Il s'agit de la première voiture de course au monde à être propulsée par un moteur à hydrogène. Le gaz utilisé pour alimenter ce moteur est d'origine renouvelable, puisqu'il est obtenu à partir du traitement biologique de déchets agricoles. John Gaddard et James Waters ont trouvé des moyens de conserver une efficacité similaire au véhicule à essence. Résultat: le véhicule atteint 130 miles / heure (environ 200 km / h), avec un temps d'accélération de 0 à 100 km / h de 3,2 sec, ce qui devrait lui permettre d'être tout à fait compétitif dans le championnat de Formula Student Racing.

{Site Internet, SOS-Planète, www.terresacree.org, 25/09/2007, Source: BE Royaume-Uni numéro 79 (6/09/2007) - Ambassade de France au Royaume-Uni / ADIT }


     -Pile à combustible à hydrazine, sans platine
Le constructeur automobile Daihatsu a développé une pile à combustible fonctionnant à l'hydrazine (N2H4) et ne nécessitant pas de métaux nobles comme le platine. Ce nouveau modèle peut fournir une puissance équivalente aux piles à combustibles classiques. Le développement a été réalisé en collaboration avec l'AIST (Advanced Industrial Science and Technology) au Japon.
Le combustible utilisé est l'hydrate d'hydrazine (N2H4,H2O) en solution aqueuse à 5%. La réaction à l'anode produit du N2 et de l'eau uniquement (pas d'émission de CO2).
...
Après analyse, il s'est avéré que les métaux qui conviennent le mieux comme catalyseurs sont le nickel à l'anode (face combustible) et le cobalt à la cathode (face oxygène). L'utilisation de ces métaux revient à 500 yens environ par véhicule, contre 400.000 à 500.000 yens pour le platine (3 euros contre 2700 euros).

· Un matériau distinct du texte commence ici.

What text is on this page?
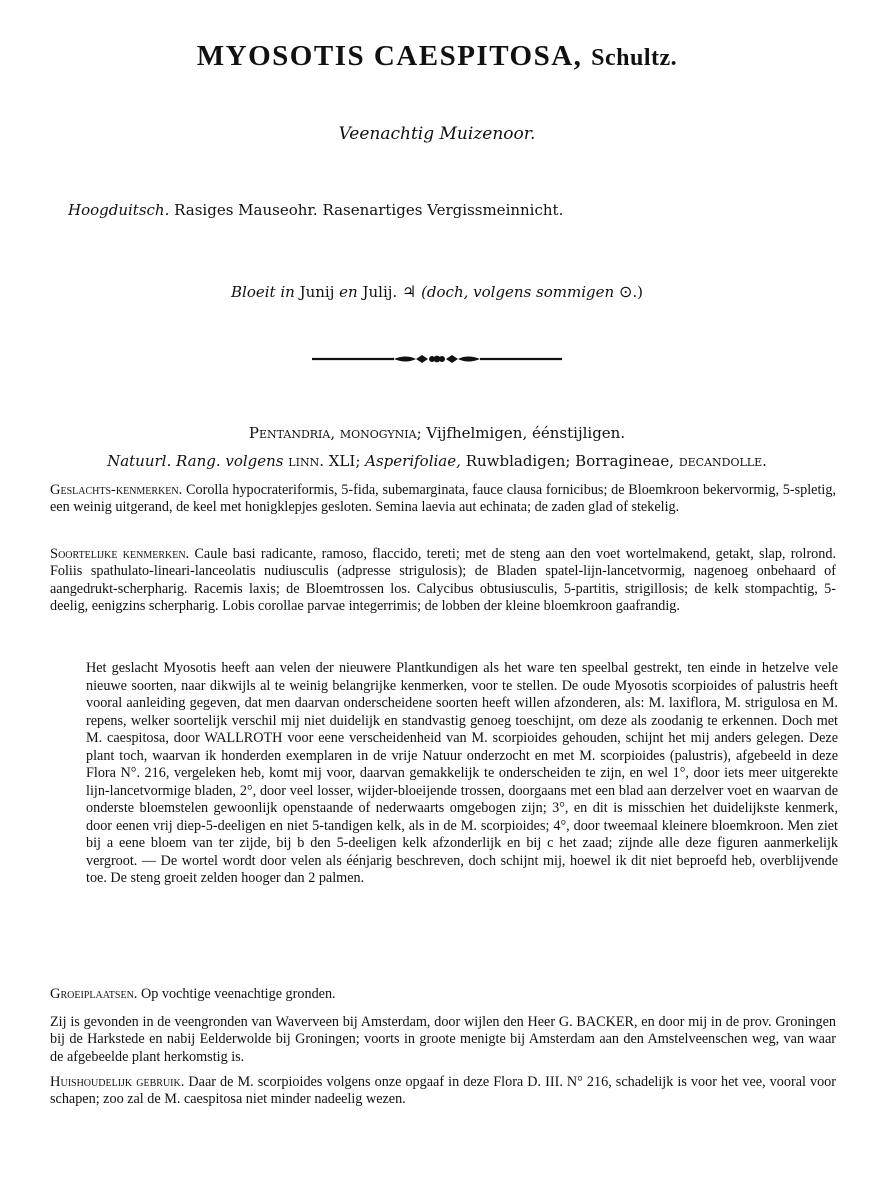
MYOSOTIS CAESPITOSA, Schultz.
Veenachtig Muizenoor.
Hoogduitsch. Rasiges Mauseohr. Rasenartiges Vergissmeinnicht.
Bloeit in Junij en Julij. ♃ (doch, volgens sommigen ⊙.)
Pentandria, monogynia; Vijfhelmigen, éénstijligen.
Natuurl. Rang. volgens linn. XLI; Asperifoliae, Ruwbladigen; Borragineae, decandolle.
Geslachts-kenmerken. Corolla hypocrateriformis, 5-fida, subemarginata, fauce clausa fornicibus; de Bloemkroon bekervormig, 5-spletig, een weinig uitgerand, de keel met honigklepjes gesloten. Semina laevia aut echinata; de zaden glad of stekelig.
Soortelijke kenmerken. Caule basi radicante, ramoso, flaccido, tereti; met de steng aan den voet wortelmakend, getakt, slap, rolrond. Foliis spathulato-lineari-lanceolatis nudiusculis (adpresse strigulosis); de Bladen spatel-lijn-lancetvormig, nagenoeg onbehaard of aangedrukt-scherpharig. Racemis laxis; de Bloemtrossen los. Calycibus obtusiusculis, 5-partitis, strigillosis; de kelk stompachtig, 5-deelig, eenigzins scherpharig. Lobis corollae parvae integerrimis; de lobben der kleine bloemkroon gaafrandig.
Het geslacht Myosotis heeft aan velen der nieuwere Plantkundigen als het ware ten speelbal gestrekt, ten einde in hetzelve vele nieuwe soorten, naar dikwijls al te weinig belangrijke kenmerken, voor te stellen. De oude Myosotis scorpioides of palustris heeft vooral aanleiding gegeven, dat men daarvan onderscheidene soorten heeft willen afzonderen, als: M. laxiflora, M. strigulosa en M. repens, welker soortelijk verschil mij niet duidelijk en standvastig genoeg toeschijnt, om deze als zoodanig te erkennen. Doch met M. caespitosa, door WALLROTH voor eene verscheidenheid van M. scorpioides gehouden, schijnt het mij anders gelegen. Deze plant toch, waarvan ik honderden exemplaren in de vrije Natuur onderzocht en met M. scorpioides (palustris), afgebeeld in deze Flora N°. 216, vergeleken heb, komt mij voor, daarvan gemakkelijk te onderscheiden te zijn, en wel 1°, door iets meer uitgerekte lijn-lancetvormige bladen, 2°, door veel losser, wijder-bloeijende trossen, doorgaans met een blad aan derzelver voet en waarvan de onderste bloemstelen gewoonlijk openstaande of nederwaarts omgebogen zijn; 3°, en dit is misschien het duidelijkste kenmerk, door eenen vrij diep-5-deeligen en niet 5-tandigen kelk, als in de M. scorpioides; 4°, door tweemaal kleinere bloemkroon. Men ziet bij a eene bloem van ter zijde, bij b den 5-deeligen kelk afzonderlijk en bij c het zaad; zijnde alle deze figuren aanmerkelijk vergroot. — De wortel wordt door velen als éénjarig beschreven, doch schijnt mij, hoewel ik dit niet beproefd heb, overblijvende toe. De steng groeit zelden hooger dan 2 palmen.
Groeiplaatsen. Op vochtige veenachtige gronden.
Zij is gevonden in de veengronden van Waverveen bij Amsterdam, door wijlen den Heer G. BACKER, en door mij in de prov. Groningen bij de Harkstede en nabij Eelderwolde bij Groningen; voorts in groote menigte bij Amsterdam aan den Amstelveenschen weg, van waar de afgebeelde plant herkomstig is.
Huishoudelijk gebruik. Daar de M. scorpioides volgens onze opgaaf in deze Flora D. III. N° 216, schadelijk is voor het vee, vooral voor schapen; zoo zal de M. caespitosa niet minder nadeelig wezen.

{Site Internet, SOS-planete , http://terresacree.org, 25/09/2007, Source: BE Japon numéro 457 (21/09/2007) - Ambassade de France au Japon / ADIT}


     -LaserCel 1 de Roger Billings
Roger Billings, inventeur en hydrogène a surtout contribué à rendre la technologie de l'hydrogène rentable dans les domaines du coût et de la sécurité.
Au début des années 90, l'équipe de Billings fut en mesure de présenter dans les salons pour professionnels, la LaserCel 1, la première pile à combustible pour voitures au monde.

{Livre, Energie libre et technologies, Jeane Manning, Ed. Louise Courteau}


     -Autobus à pile à combustible
Un autobus équipé d'une pile à combustible (PAC) est un autobus électrique dont l'énergie est produite directement à bord du véhicule, à la demande, ce qui ne nécessite pas l'utilisation de batteries encombrantes, lourdes et à l'autonomie limitée. Actuellement, trois constructeurs proposent, à titre expérimental, des autobus "pile à combustible" : Mercedes, MAN / Neoplan, Irisbus (IVECO).
Le premier prototype a été créé en 1997.
En 2007 ou 2008, il est prévu que la pile à combustible soit compétitive sur le marché des autobus. 2010 : Le surcoût de la pile à combustible est inférieur à 10% par rapport à un bus diesel.